Cost of Capital for Companies

What is Capital?

Capital is the money that businesses use to finance their operations. The cost of capital is simply the interest rate that a business pays to obtain financing. For very small businesses, capital might just be credit extended by suppliers, such as an account payable within 30 days. For larger companies, capital may include long-term debts such as bank loans or other obligations.

What Does “Cost” Mean?

The cost of capital for a company is simply the cost of the money that the company uses for financing. If the company only uses current obligations such as trade credit and long-term debt to finance its operations, the cost of capital is the interest rate that the company pays on that debt. If the company is public and deals with investors, the cost of capital becomes more complex. If the company only uses funds provided by investors, the cost of capital is the cost of equity. In this case, the company’s cost of capital is the cost of debt plus the cost of equity. The combination of debt financing and equity financing represents the company’s capital structure.

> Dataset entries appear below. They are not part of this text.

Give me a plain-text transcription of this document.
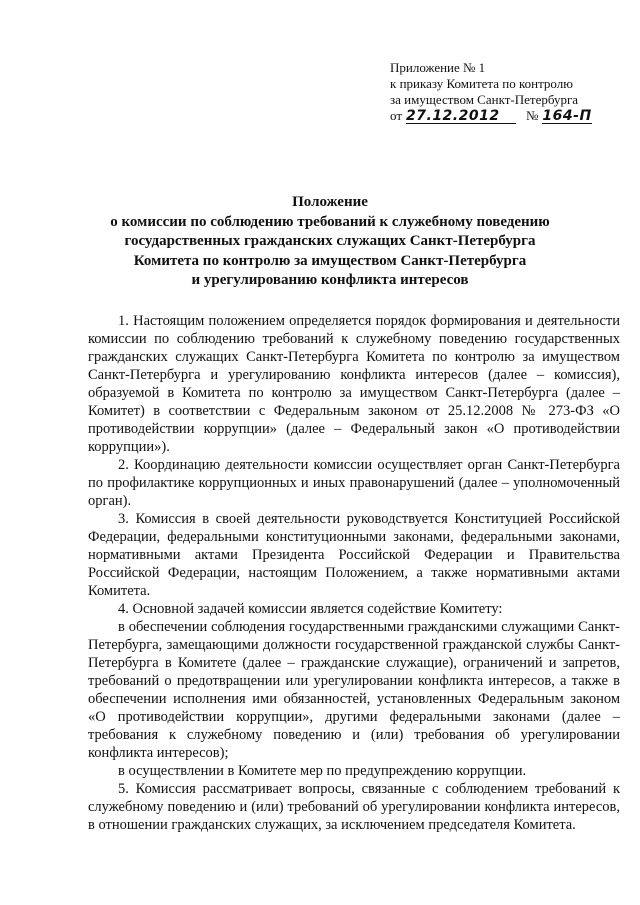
Приложение № 1
к приказу Комитета по контролю
за имуществом Санкт-Петербурга
от 27.12.2012	№ 164-П
Положение
о комиссии по соблюдению требований к служебному поведению
государственных гражданских служащих Санкт-Петербурга
Комитета по контролю за имуществом Санкт-Петербурга
и урегулированию конфликта интересов

1. Настоящим положением определяется порядок формирования и деятельности комиссии по соблюдению требований к служебному поведению государственных гражданских служащих Санкт-Петербурга Комитета по контролю за имуществом Санкт-Петербурга и урегулированию конфликта интересов (далее – комиссия), образуемой в Комитета по контролю за имуществом Санкт-Петербурга (далее – Комитет) в соответствии с Федеральным законом от 25.12.2008 № 273-ФЗ «О противодействии коррупции» (далее – Федеральный закон «О противодействии коррупции»).

2. Координацию деятельности комиссии осуществляет орган Санкт-Петербурга по профилактике коррупционных и иных правонарушений (далее – уполномоченный орган).

3. Комиссия в своей деятельности руководствуется Конституцией Российской Федерации, федеральными конституционными законами, федеральными законами, нормативными актами Президента Российской Федерации и Правительства Российской Федерации, настоящим Положением, а также нормативными актами Комитета.

4. Основной задачей комиссии является содействие Комитету:

в обеспечении соблюдения государственными гражданскими служащими Санкт-Петербурга, замещающими должности государственной гражданской службы Санкт-Петербурга в Комитете (далее – гражданские служащие), ограничений и запретов, требований о предотвращении или урегулировании конфликта интересов, а также в обеспечении исполнения ими обязанностей, установленных Федеральным законом «О противодействии коррупции», другими федеральными законами (далее – требования к служебному поведению и (или) требования об урегулировании конфликта интересов);

в осуществлении в Комитете мер по предупреждению коррупции.

5. Комиссия рассматривает вопросы, связанные с соблюдением требований к служебному поведению и (или) требований об урегулировании конфликта интересов, в отношении гражданских служащих, за исключением председателя Комитета.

Getting a Return on Investment

The return on capital is the amount of profit you earn from a business or project compared to the amount you invested in capital. The rate of return on investment (return on capital) for the company must equal or exceed the rate of return on financing (cost of capital) for the company in order to make a profit.

Interest and Other Costs

One component of the cost of capital is the cost of debt financing. For larger companies, debt usually means significant loans or corporate bonds. For very small businesses, debt can mean trade credit. For either, the cost of debt is the interest rate that the company pays on the debt.

Equity and the CAPM Model

The cost of capital includes equity financing if you have investors in your company providing money in exchange for an ownership stake in the company. Calculating the cost of equity capital becomes more complicated, as investors have different requirements for their equity investment returns compared to the interest charged by banks.

A company can approximate the cost of equity capital using the Capital Asset Pricing Model (CAPM). This model is as follows:

CAPM = Risk-free rate + (Company Beta * Market risk premium)

Where the risk-free rate is equivalent to the yield on a 10-year government bond. Calculating the company beta can involve a significant amount of work, so some analysts use a market-derived beta instead. The market beta reflects the volatility of a particular stock price or the market as a whole, and the Standard & Poor’s 500 beta is often used to represent the market beta with a value of 1 in the CAPM equation.

The market risk premium is estimated by taking the average market return, which analysts can approximate using the return rate on the S&P 500 market, and then subtracting the risk-free rate. This approximates the additional return that investors expect for taking on the risk of investing in this company’s stock compared to the safe and risk-free option of a 10-year treasury bond.

For very small businesses, the cost of capital may be much simpler. There are benefits and drawbacks to both debt financing and equity financing that any business owner should consider before adding them to the company’s capital structure.

Why is Financing So Important?

If a company wants to build new factories, purchase new equipment, develop new products, and upgrade its information technology, it needs money or capital. For each of these decisions, the business owner or CFO must decide whether the expected returns exceed the cost of capital. In other words, the expected profit must exceed the cost of the money required to invest in the project.

They will find

Business owners themselves go bankrupt quickly if they do not invest in new projects with a return on the capital they invest that is greater than or at least equal to the cost of capital they need to use to finance their projects. The cost of capital is a critical factor in almost all business decisions.

Weighted Average Cost of Capital

Once a business owner understands the concepts of capital and cost of capital, the next step is to calculate the company’s weighted average cost of capital. Each component of capital constitutes a certain percentage of the company’s capital structure. To arrive at the true cost of capital for the company, the business owner must multiply the capital structure ratio for the company for each component, debt and equity, by the cost of that component and sum the two parts.